The MacArthur Foundation's criteria for the awards, popularly known as "genius grants," include exceptional creativity and promise for important future advances based on a track record of significant accomplishment. The unusual level of independence afforded to the Fellows underscores the spirit of freedom intrinsic to creative endeavors.

"The new MacArthur Fellows illustrate our conviction that talented individuals, free to follow their insights and instincts, will make a difference in shaping the future," said Daniel J. Socolow, the director of the MacArthur Fellows Program. "As individuals, each is highly focused, tenacious, and creative. As a group, the new MacArthur Fellows are bold and risk-taking people changing our landscape and advancing our possibilities."

Candidates are nominated, evaluated and selected through a rigorous and confidential process. There are no restrictions on how the award funds are used.

When she found out she had won, "I was stunned," Olopade said. She was just beginning a meeting with her research team when her cell phone rang. The caller asked her to call back as soon as she was alone. When she did, he explained about the prize, "and it just got nicer and nicer," she said. Then she had to go back to the lab, pretend nothing had happened and finish the meeting without spilling the news.

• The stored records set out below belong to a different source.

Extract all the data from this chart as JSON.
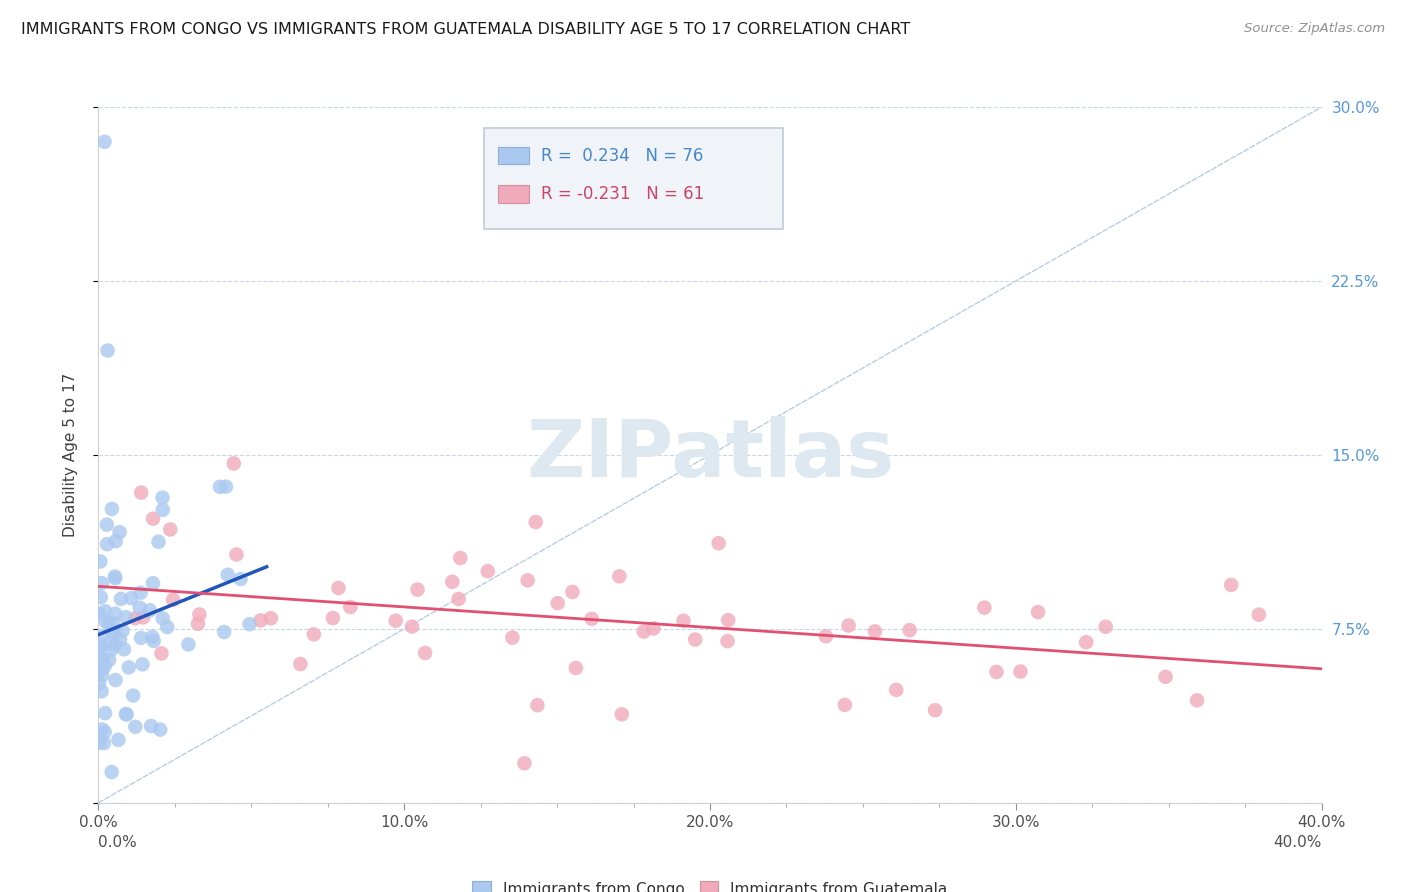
{
  "title": "IMMIGRANTS FROM CONGO VS IMMIGRANTS FROM GUATEMALA DISABILITY AGE 5 TO 17 CORRELATION CHART",
  "source": "Source: ZipAtlas.com",
  "ylabel": "Disability Age 5 to 17",
  "xlim": [
    0.0,
    0.4
  ],
  "ylim": [
    0.0,
    0.3
  ],
  "xticks": [
    0.0,
    0.1,
    0.2,
    0.3,
    0.4
  ],
  "xtick_labels": [
    "0.0%",
    "10.0%",
    "20.0%",
    "30.0%",
    "40.0%"
  ],
  "yticks": [
    0.0,
    0.075,
    0.15,
    0.225,
    0.3
  ],
  "ytick_labels_right": [
    "",
    "7.5%",
    "15.0%",
    "22.5%",
    "30.0%"
  ],
  "congo_R": 0.234,
  "congo_N": 76,
  "guatemala_R": -0.231,
  "guatemala_N": 61,
  "congo_color": "#aac8f0",
  "congo_line_color": "#2255bb",
  "guatemala_color": "#f0aabb",
  "guatemala_line_color": "#e05070",
  "background_color": "#ffffff",
  "grid_color": "#c8d8e8",
  "diag_color": "#b8cce4",
  "watermark_color": "#dde8f0",
  "legend_box_color": "#f0f4f8",
  "legend_border_color": "#c0ccd8"
}
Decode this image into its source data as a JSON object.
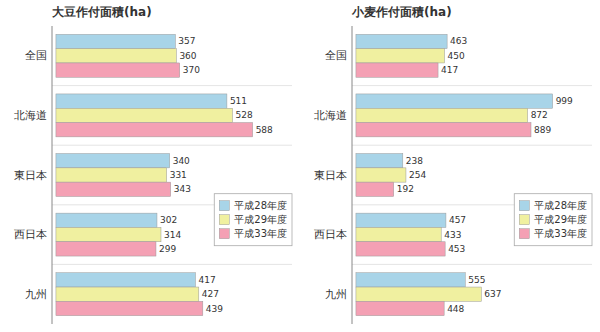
{
  "chart_data": [
    {
      "type": "bar",
      "orientation": "horizontal",
      "title": "大豆作付面積(ha)",
      "categories": [
        "全国",
        "北海道",
        "東日本",
        "西日本",
        "九州"
      ],
      "series": [
        {
          "name": "平成28年度",
          "color": "#A8D4E8",
          "values": [
            357,
            511,
            340,
            302,
            417
          ]
        },
        {
          "name": "平成29年度",
          "color": "#F0F0A0",
          "values": [
            360,
            528,
            331,
            314,
            427
          ]
        },
        {
          "name": "平成33年度",
          "color": "#F4A0B4",
          "values": [
            370,
            588,
            343,
            299,
            439
          ]
        }
      ],
      "xlim": [
        -11.76,
        705.6
      ],
      "data_labels": true,
      "tick_labels": "y",
      "grid": false,
      "legend": "right"
    },
    {
      "type": "bar",
      "orientation": "horizontal",
      "title": "小麦作付面積(ha)",
      "categories": [
        "全国",
        "北海道",
        "東日本",
        "西日本",
        "九州"
      ],
      "series": [
        {
          "name": "平成28年度",
          "color": "#A8D4E8",
          "values": [
            463,
            999,
            238,
            457,
            555
          ]
        },
        {
          "name": "平成29年度",
          "color": "#F0F0A0",
          "values": [
            450,
            872,
            254,
            433,
            637
          ]
        },
        {
          "name": "平成33年度",
          "color": "#F4A0B4",
          "values": [
            417,
            889,
            192,
            453,
            448
          ]
        }
      ],
      "xlim": [
        -19.98,
        1198.8
      ],
      "data_labels": true,
      "tick_labels": "y",
      "grid": false,
      "legend": "right"
    }
  ]
}
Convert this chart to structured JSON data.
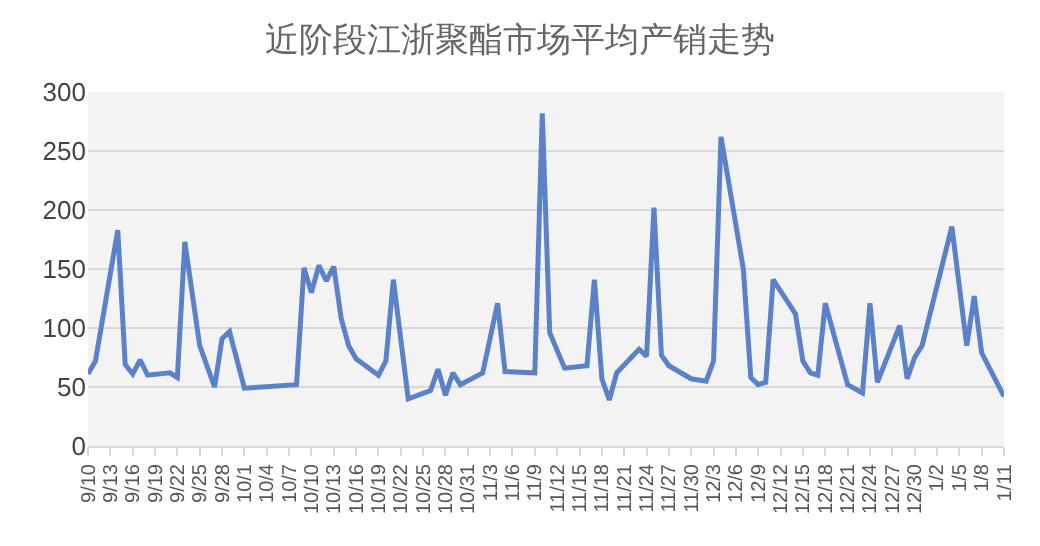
{
  "chart_data": {
    "type": "line",
    "title": "近阶段江浙聚酯市场平均产销走势",
    "categories": [
      "9/10",
      null,
      null,
      "9/13",
      null,
      null,
      "9/16",
      null,
      null,
      "9/19",
      null,
      null,
      "9/22",
      null,
      null,
      "9/25",
      null,
      null,
      "9/28",
      null,
      null,
      "10/1",
      null,
      null,
      "10/4",
      null,
      null,
      "10/7",
      null,
      null,
      "10/10",
      null,
      null,
      "10/13",
      null,
      null,
      "10/16",
      null,
      null,
      "10/19",
      null,
      null,
      "10/22",
      null,
      null,
      "10/25",
      null,
      null,
      "10/28",
      null,
      null,
      "10/31",
      null,
      null,
      "11/3",
      null,
      null,
      "11/6",
      null,
      null,
      "11/9",
      null,
      null,
      "11/12",
      null,
      null,
      "11/15",
      null,
      null,
      "11/18",
      null,
      null,
      "11/21",
      null,
      null,
      "11/24",
      null,
      null,
      "11/27",
      null,
      null,
      "11/30",
      null,
      null,
      "12/3",
      null,
      null,
      "12/6",
      null,
      null,
      "12/9",
      null,
      null,
      "12/12",
      null,
      null,
      "12/15",
      null,
      null,
      "12/18",
      null,
      null,
      "12/21",
      null,
      null,
      "12/24",
      null,
      null,
      "12/27",
      null,
      null,
      "12/30",
      null,
      null,
      "1/2",
      null,
      null,
      "1/5",
      null,
      null,
      "1/8",
      null,
      null,
      "1/11"
    ],
    "series": [
      {
        "color": "#5b82c8",
        "values": [
          61,
          72,
          null,
          null,
          183,
          69,
          61,
          73,
          60,
          null,
          null,
          62,
          58,
          173,
          null,
          85,
          null,
          50,
          91,
          97,
          null,
          49,
          null,
          null,
          null,
          null,
          null,
          null,
          52,
          151,
          130,
          153,
          140,
          152,
          108,
          85,
          74,
          null,
          null,
          60,
          72,
          141,
          null,
          40,
          null,
          null,
          47,
          65,
          43,
          62,
          52,
          null,
          null,
          62,
          null,
          121,
          63,
          null,
          null,
          null,
          62,
          282,
          96,
          null,
          66,
          null,
          null,
          68,
          141,
          57,
          39,
          62,
          null,
          null,
          82,
          76,
          202,
          77,
          68,
          null,
          null,
          57,
          null,
          55,
          72,
          262,
          null,
          null,
          150,
          58,
          52,
          54,
          141,
          null,
          null,
          112,
          72,
          62,
          60,
          121,
          null,
          null,
          52,
          null,
          45,
          121,
          54,
          null,
          null,
          102,
          57,
          75,
          85,
          null,
          null,
          null,
          186,
          null,
          85,
          127,
          79,
          null,
          null,
          42
        ]
      }
    ],
    "ylim": [
      0,
      300
    ],
    "yticks": [
      0,
      50,
      100,
      150,
      200,
      250,
      300
    ],
    "grid": "y",
    "marker": "none",
    "line_style": "solid"
  }
}
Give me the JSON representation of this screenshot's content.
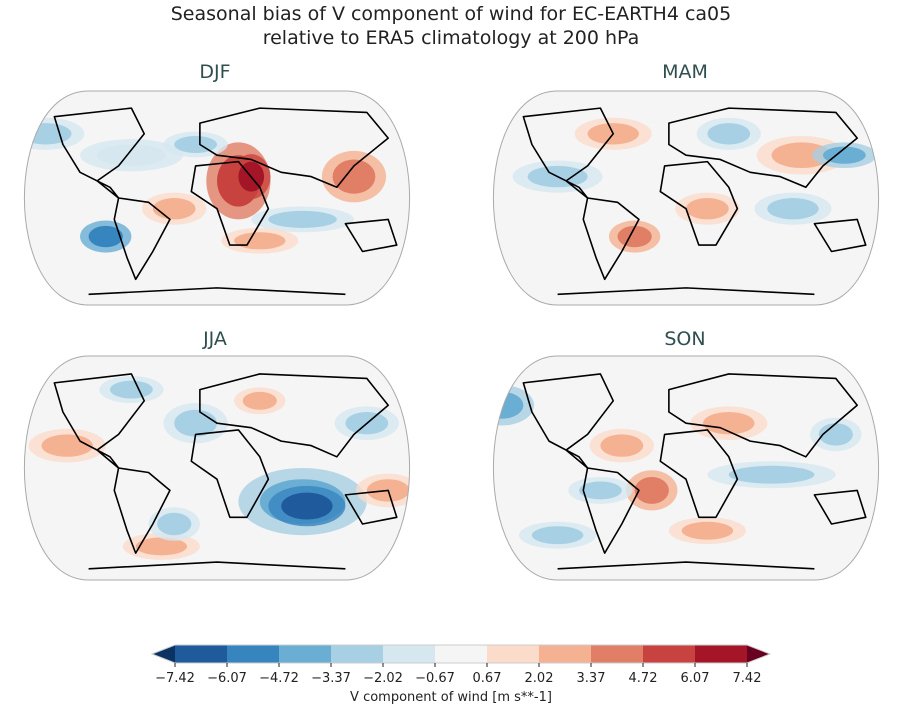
{
  "title_line1": "Seasonal bias of V component of wind for EC-EARTH4 ca05",
  "title_line2": "relative to ERA5 climatology at 200 hPa",
  "panels": [
    {
      "label": "DJF"
    },
    {
      "label": "MAM"
    },
    {
      "label": "JJA"
    },
    {
      "label": "SON"
    }
  ],
  "colorbar": {
    "label": "V component of wind [m s**-1]",
    "ticks": [
      "−7.42",
      "−6.07",
      "−4.72",
      "−3.37",
      "−2.02",
      "−0.67",
      "0.67",
      "2.02",
      "3.37",
      "4.72",
      "6.07",
      "7.42"
    ],
    "colors": [
      "#1f5a9c",
      "#3785bf",
      "#6aaed4",
      "#a8d0e4",
      "#d6e7f0",
      "#f5f5f5",
      "#fbdcca",
      "#f5b292",
      "#e17e66",
      "#c8433f",
      "#a51528"
    ],
    "under_color": "#0b3263",
    "over_color": "#6a0020",
    "extend": "both"
  }
}
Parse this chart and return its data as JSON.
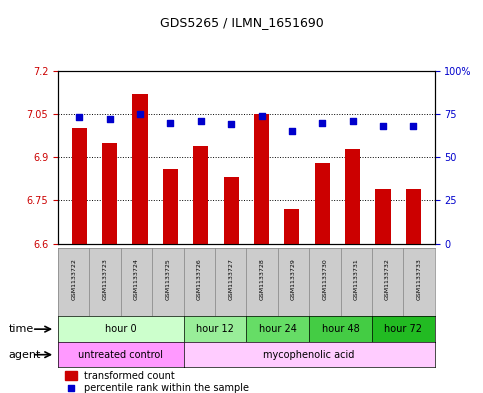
{
  "title": "GDS5265 / ILMN_1651690",
  "samples": [
    "GSM1133722",
    "GSM1133723",
    "GSM1133724",
    "GSM1133725",
    "GSM1133726",
    "GSM1133727",
    "GSM1133728",
    "GSM1133729",
    "GSM1133730",
    "GSM1133731",
    "GSM1133732",
    "GSM1133733"
  ],
  "bar_values": [
    7.0,
    6.95,
    7.12,
    6.86,
    6.94,
    6.83,
    7.05,
    6.72,
    6.88,
    6.93,
    6.79,
    6.79
  ],
  "percentile_values": [
    73,
    72,
    75,
    70,
    71,
    69,
    74,
    65,
    70,
    71,
    68,
    68
  ],
  "bar_color": "#cc0000",
  "percentile_color": "#0000cc",
  "ylim": [
    6.6,
    7.2
  ],
  "yticks": [
    6.6,
    6.75,
    6.9,
    7.05,
    7.2
  ],
  "ytick_labels": [
    "6.6",
    "6.75",
    "6.9",
    "7.05",
    "7.2"
  ],
  "y2lim": [
    0,
    100
  ],
  "y2ticks": [
    0,
    25,
    50,
    75,
    100
  ],
  "y2tick_labels": [
    "0",
    "25",
    "50",
    "75",
    "100%"
  ],
  "ylabel_color": "#cc0000",
  "y2label_color": "#0000cc",
  "grid_color": "black",
  "grid_style": "dotted",
  "time_groups": [
    {
      "label": "hour 0",
      "start": 0,
      "end": 3,
      "color": "#ccffcc"
    },
    {
      "label": "hour 12",
      "start": 4,
      "end": 5,
      "color": "#99ee99"
    },
    {
      "label": "hour 24",
      "start": 6,
      "end": 7,
      "color": "#66dd66"
    },
    {
      "label": "hour 48",
      "start": 8,
      "end": 9,
      "color": "#44cc44"
    },
    {
      "label": "hour 72",
      "start": 10,
      "end": 11,
      "color": "#22bb22"
    }
  ],
  "agent_groups": [
    {
      "label": "untreated control",
      "start": 0,
      "end": 3,
      "color": "#ff99ff"
    },
    {
      "label": "mycophenolic acid",
      "start": 4,
      "end": 11,
      "color": "#ffccff"
    }
  ],
  "legend_bar_label": "transformed count",
  "legend_pct_label": "percentile rank within the sample",
  "time_label": "time",
  "agent_label": "agent",
  "bar_width": 0.5,
  "sample_bg_color": "#cccccc"
}
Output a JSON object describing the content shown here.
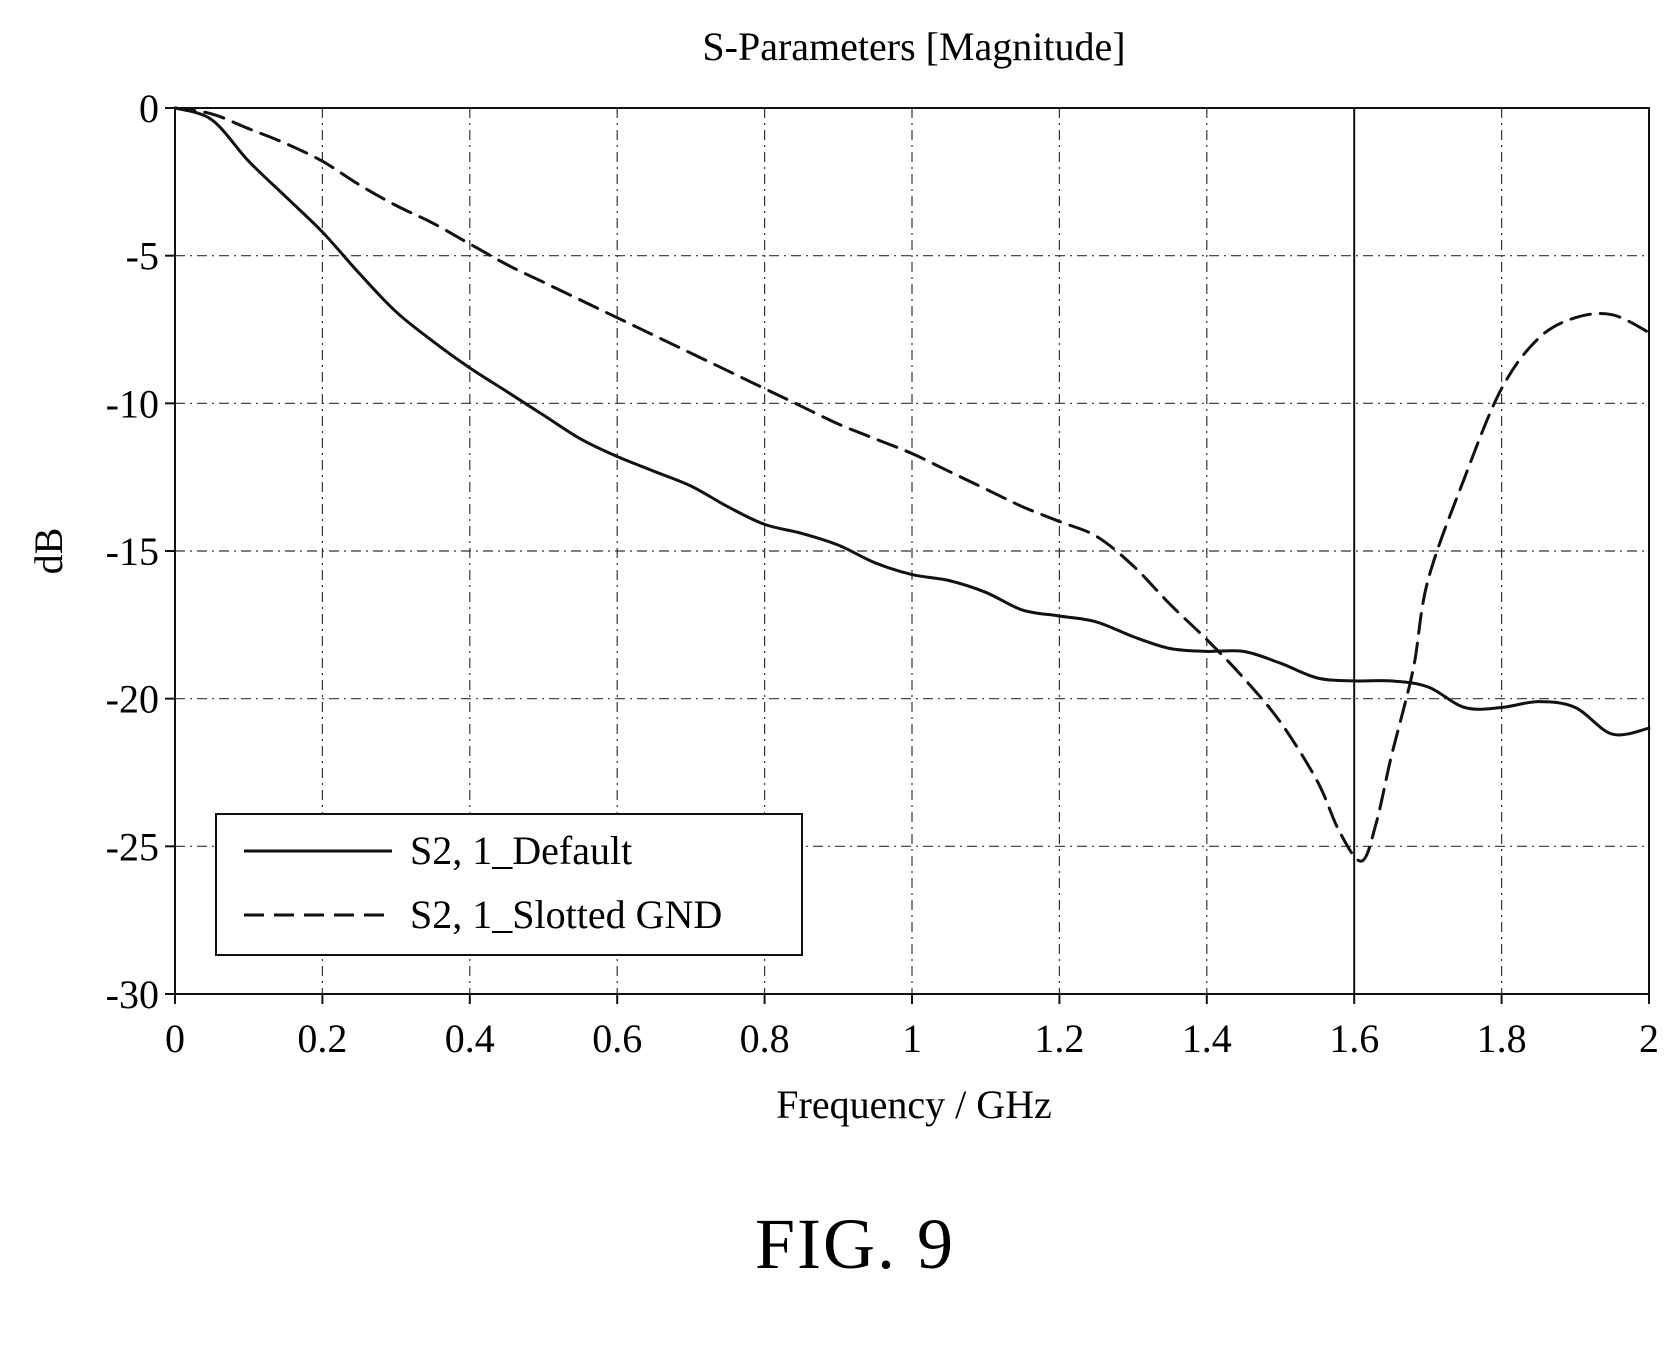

"This will make a big difference," Olopade said. "It will enable us to go back and forth from Nigeria much more often and to spread out into more countries. African genetics are so complex, so diverse. This will bring us a much bigger picture of the role of genetics, environment, and culture in this disease."

Olopade grew up in Nigeria, retains close ties with cancer specialists there, and returns frequently to teach, for research, and to visit. She received her MD in 1980 from the University of Ibadan, Nigeria, and served as a medical officer at the Nigerian Navy Hospital in Lagos. In 1986, she completed an internship and residency at the Cook County Hospital, in Chicago, and trained in hematology and oncology as a postdoctoral fellow (1987-1991) at the University of Chicago, where she has been on the faculty since 1991.

Olopade has received many honors including the University of Ibadan Sir Samuel Manuwa Gold Medal for Excellence in the Clinical Sciences in 1980, the Association for Brain Tumor Research/Ellen Ruth Lebow Fellowship in 1990, the American Society for Clinical Oncology Young Investigator Award in 1991, and the James S. McDonnell Foundation Scholar Award in 1992 and the Doris Duke Distinguished Clinical Scientist Award in 2000. In 2003, she received the "Phenomenal Woman Award" in recognition of her work within the African-American community. She received the Heroes in Healthcare award from the Access Community Network in 2005.

Olopade, known by friends and colleagues as Funmi (FOON-me), is married to Dr. Christopher Sola Olopade, a physician at the University of Illinois at Chicago who specializes in the treatment of asthma and sleep disorders. They have three children and live near the University of Chicago in the Hyde Park-Kenwood neighborhood.

As one of the nation's largest private philanthropic foundations, the MacArthur Foundation has awarded more than $3 billion in grants since it began operations in 1978. Today it has assets of approximately $5 billion. Through the support it provides, the Foundation fosters the development of new knowledge, nourishes individual creativity, strengthens institutions, participates in the formation of effective policy, and provides information to the public, primarily through support for public interest media. Annual grantmaking totals approximately $175 million. The Foundation is named for John D. MacArthur (1897-1978), who developed and owned Bankers Life and Casualty Company and other businesses, as well as considerable property in Florida and New York.